The Night Light group and its 40-some regular volunteers know these stories from months of visiting the clubs on weekend nights. The faith-based organization sends women into the establishments to make friends with dancers and to build them up as individuals created in the image of God. It plants men in the strip club parking lots to pray into the middle of the night on busy weekends. The women bring gifts, baked goods and make connections for mentoring outside of the workplace.

Sex trafficking is no longer something we watch on the big screen as thrilling entertainment or a fight on the other side of the globe.

According to the Justice Department, more human trafficking cases have been prosecuted by federal attorneys in Missouri’s Western District, which includes Springfield, Joplin and Kansas City, than in the other 93 judicial districts. That says it exists, yes, but also that we’re in the fight.

These are the stats that motivate Casey Alvarez, founder of Go 61 in January 2014 after discovering the high number of homeless children in our city and the connections to trafficking crimes. Built on scripture in Isaiah 61 and with a tagline of “reclaiming people,” Go 61 and Alvarez serve as the eyes and ears of the youngest trafficking victims.

How? She calls on the ads of local women selling their services. She asks for interviews and learns what she can to turn over the information to Homeland Security agents and federal law enforcement. About seven out of 10 prostitutes agree to talk with her or the Go 61 team of eight active volunteers, and she’s discovered many of them were exploited as children, perhaps abused or traded for drugs by their parents, foster families or guardian relatives.

“They just followed the natural path for them,” Alvarez says. “Basically, they are aged child trafficking victims.”

Last year, Go 61’s efforts led to 40 cases of suspected child trafficking reported to law enforcement.

Alvarez says it just takes some awareness to make a call. In the group’s outreach education, she teaches the three most risky times for traffickers are during the transporting, obtaining and selling of the victims, and it’s often at restaurants, gas stations and grocery stores.
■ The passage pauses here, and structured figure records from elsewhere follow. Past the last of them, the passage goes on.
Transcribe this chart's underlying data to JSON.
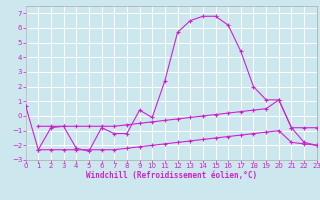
{
  "xlabel": "Windchill (Refroidissement éolien,°C)",
  "bg_color": "#cce8ee",
  "grid_color": "#ffffff",
  "line_color": "#cc22cc",
  "xlim": [
    0,
    23
  ],
  "ylim": [
    -3,
    7.5
  ],
  "xticks": [
    0,
    1,
    2,
    3,
    4,
    5,
    6,
    7,
    8,
    9,
    10,
    11,
    12,
    13,
    14,
    15,
    16,
    17,
    18,
    19,
    20,
    21,
    22,
    23
  ],
  "yticks": [
    -3,
    -2,
    -1,
    0,
    1,
    2,
    3,
    4,
    5,
    6,
    7
  ],
  "curve1_x": [
    0,
    1,
    2,
    3,
    4,
    5,
    6,
    7,
    8,
    9,
    10,
    11,
    12,
    13,
    14,
    15,
    16,
    17,
    18,
    19,
    20,
    21,
    22,
    23
  ],
  "curve1_y": [
    0.7,
    -2.3,
    -0.8,
    -0.7,
    -2.2,
    -2.4,
    -0.8,
    -1.2,
    -1.2,
    0.4,
    -0.1,
    2.4,
    5.7,
    6.5,
    6.8,
    6.8,
    6.2,
    4.4,
    2.0,
    1.1,
    1.1,
    -0.8,
    -1.8,
    -2.0
  ],
  "curve2_x": [
    1,
    2,
    3,
    4,
    5,
    6,
    7,
    8,
    9,
    10,
    11,
    12,
    13,
    14,
    15,
    16,
    17,
    18,
    19,
    20,
    21,
    22,
    23
  ],
  "curve2_y": [
    -0.7,
    -0.7,
    -0.7,
    -0.7,
    -0.7,
    -0.7,
    -0.7,
    -0.6,
    -0.5,
    -0.4,
    -0.3,
    -0.2,
    -0.1,
    0.0,
    0.1,
    0.2,
    0.3,
    0.4,
    0.5,
    1.1,
    -0.8,
    -0.8,
    -0.8
  ],
  "curve3_x": [
    1,
    2,
    3,
    4,
    5,
    6,
    7,
    8,
    9,
    10,
    11,
    12,
    13,
    14,
    15,
    16,
    17,
    18,
    19,
    20,
    21,
    22,
    23
  ],
  "curve3_y": [
    -2.3,
    -2.3,
    -2.3,
    -2.3,
    -2.3,
    -2.3,
    -2.3,
    -2.2,
    -2.1,
    -2.0,
    -1.9,
    -1.8,
    -1.7,
    -1.6,
    -1.5,
    -1.4,
    -1.3,
    -1.2,
    -1.1,
    -1.0,
    -1.8,
    -1.9,
    -2.0
  ]
}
The adult behaviors to watch for include minimal eye contact or conversation, an unkept appearance and tattoos on the neck, a common marking as someone else’s property. She says the signs for children victims are bruises around the mouth or neck, unreasonable fears, malnourishment, sexual aggressiveness, using adult words for body parts and regression in behavior, especially speaking.

She recommends calling the National Human Trafficking Hotline at (888) 373-7888.

“Without addressing it,” Alvarez says, “it will eat our community alive.”

You feel the weight of it just taking a peek inside this industry. It feels wrong even typing the word “industry” to describe it, but that’s what we’ve made of it. It’s grotesque abuse by suffocating power for personal gain.

To be sure, it’s complex. But it’s time our community takes steps to fight against this modern slavery. We can no longer claim ignorance.